By David Usborne in New York
Published: 10 May 2007
The former US president Bill Clinton has unveiled an ambitious programme to provide generic versions of Aids drugs for patients in developing countries at greatly reduced prices.
The initiative is a challenge to many US-based manufacturers who have balked at relaxing patent protections and cutting prices for poorer countries.
Mr Clinton has also endorsed decisions by Brazil and Thailand to override patents on the drugs and to pursue the manufacture of generic versions after negotiations with the manufacturers failed. "I strongly support the position of the governments of Thailand and Brazil and their decision after futile negotiations to break these patents," he said.
In a direct attack on American drugs companies, he said: "No company will live or die because of high price premiums for Aids drugs in middle-income countries, but patients may."
Mr Clinton's foundation has been working since 2002 to broker deals to increase the availability of Aids medicines. Approximately 750,000 people are believed to have had access to them for the first time through his work. Aids/HIV affects some 39 million people, and almost 95 per cent are in developing countries.
This time, his foundation has negotiated with two manufacturers in India - Cipla and Matrix Laboratories - to produce generic versions of second-line medicines for when patients develop resistance to the treatment they are originally prescribed, as well as one-tablet-a-day first-line drugs that are less toxic.
Paying for second-line drugs is threatening to overwhelm the healthcare budgets of many governments as more long-term patients begin to develop resistance. They are generally 10-times more expensive. "That's a very great strain on countries' healthcare budgets," Mr Clinton said.
Helping to buy the second-line drugs from the companies will be a group of countries that have together raised $100m (£50m), led by France. The French ambassador to the US joined Mr Clinton for the announcement.
Under the programme, the once-daily first-line pills will become available for about $1 a day. They will combine the drugs Tenofovir, Lamivudine and Efavirenz. "This drug represents the best chance that science has to offer," Mr Clinton said. Money for the drugs will come largely from donor groups including the Global Fund to Fight Aids, Tuberculosis and Malaria.
The initiative means that the second-line drugs will be made available with average savings over current prices of about 25 per cent for low-income countries and 50 per cent in middle-income countries.
That Mr Clinton is willing to take the side of foreign governments against US companies is troubling news for the big American manufacturers. He said that the US manufacturer Abbott had "been almost alone in its hardline position here over what I consider to be a life and death matter".

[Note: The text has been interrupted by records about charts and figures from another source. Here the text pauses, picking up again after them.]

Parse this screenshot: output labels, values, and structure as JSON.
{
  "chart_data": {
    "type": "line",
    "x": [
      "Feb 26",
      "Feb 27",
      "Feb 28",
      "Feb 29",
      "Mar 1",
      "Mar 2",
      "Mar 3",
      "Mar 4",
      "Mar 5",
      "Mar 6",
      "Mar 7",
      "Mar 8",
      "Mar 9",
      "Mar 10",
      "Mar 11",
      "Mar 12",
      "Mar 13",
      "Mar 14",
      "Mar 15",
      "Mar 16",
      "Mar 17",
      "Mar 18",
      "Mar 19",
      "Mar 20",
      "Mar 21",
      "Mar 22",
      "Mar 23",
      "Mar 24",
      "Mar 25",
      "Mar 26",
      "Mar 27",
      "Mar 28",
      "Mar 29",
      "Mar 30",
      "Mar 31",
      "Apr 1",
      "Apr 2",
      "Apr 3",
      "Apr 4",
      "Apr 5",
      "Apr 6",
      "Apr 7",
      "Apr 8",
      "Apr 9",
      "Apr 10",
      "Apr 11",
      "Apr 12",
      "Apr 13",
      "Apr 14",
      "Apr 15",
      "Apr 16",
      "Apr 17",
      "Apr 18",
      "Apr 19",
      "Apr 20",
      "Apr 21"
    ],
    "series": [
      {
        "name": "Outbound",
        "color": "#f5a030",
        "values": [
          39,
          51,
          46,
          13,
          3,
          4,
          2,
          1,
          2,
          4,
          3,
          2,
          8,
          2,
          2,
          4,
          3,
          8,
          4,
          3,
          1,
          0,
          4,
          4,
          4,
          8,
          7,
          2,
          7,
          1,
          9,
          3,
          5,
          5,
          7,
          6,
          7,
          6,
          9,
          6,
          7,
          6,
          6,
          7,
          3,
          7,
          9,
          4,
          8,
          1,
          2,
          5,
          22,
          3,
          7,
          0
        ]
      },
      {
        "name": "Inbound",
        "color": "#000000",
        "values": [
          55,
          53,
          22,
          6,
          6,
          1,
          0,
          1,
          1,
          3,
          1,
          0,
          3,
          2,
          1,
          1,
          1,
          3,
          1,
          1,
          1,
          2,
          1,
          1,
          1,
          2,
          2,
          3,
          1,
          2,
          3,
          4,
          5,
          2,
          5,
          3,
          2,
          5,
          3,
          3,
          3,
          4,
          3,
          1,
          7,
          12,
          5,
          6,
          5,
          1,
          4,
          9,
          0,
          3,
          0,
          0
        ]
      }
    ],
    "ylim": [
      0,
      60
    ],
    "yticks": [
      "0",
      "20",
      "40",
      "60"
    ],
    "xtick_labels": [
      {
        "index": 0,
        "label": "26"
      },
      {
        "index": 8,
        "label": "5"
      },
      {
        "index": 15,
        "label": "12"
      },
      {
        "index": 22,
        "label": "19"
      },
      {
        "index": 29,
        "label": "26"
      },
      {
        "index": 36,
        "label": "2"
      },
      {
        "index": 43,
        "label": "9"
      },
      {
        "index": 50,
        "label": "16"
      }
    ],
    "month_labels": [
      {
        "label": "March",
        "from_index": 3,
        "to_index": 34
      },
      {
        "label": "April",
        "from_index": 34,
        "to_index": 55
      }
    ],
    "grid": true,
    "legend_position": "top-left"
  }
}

The life-saving effect of antiretrovirals
* Drugs have transformed Aids from a killer disease to a chronic condition that people can live with
* Those lucky enough to have access to highly active antiretroviral therapy (HAART) can look forward to a near normal lifespan. But that takes careful monitoring and a healthy lifestyle to boost the immune system and ward off infection
* In developing countries, new and better drugs in simpler combinations have brought new hope. Combined with quicker, simpler diagnostic tests they are bringing treatment to more people and improving compliance, which is crucial to preventing drug resistance
* Increasing access to treatment is the key to successful prevention. Once drugs are available, people have a reason to go and get tested and can then be counselled to avoid further spread.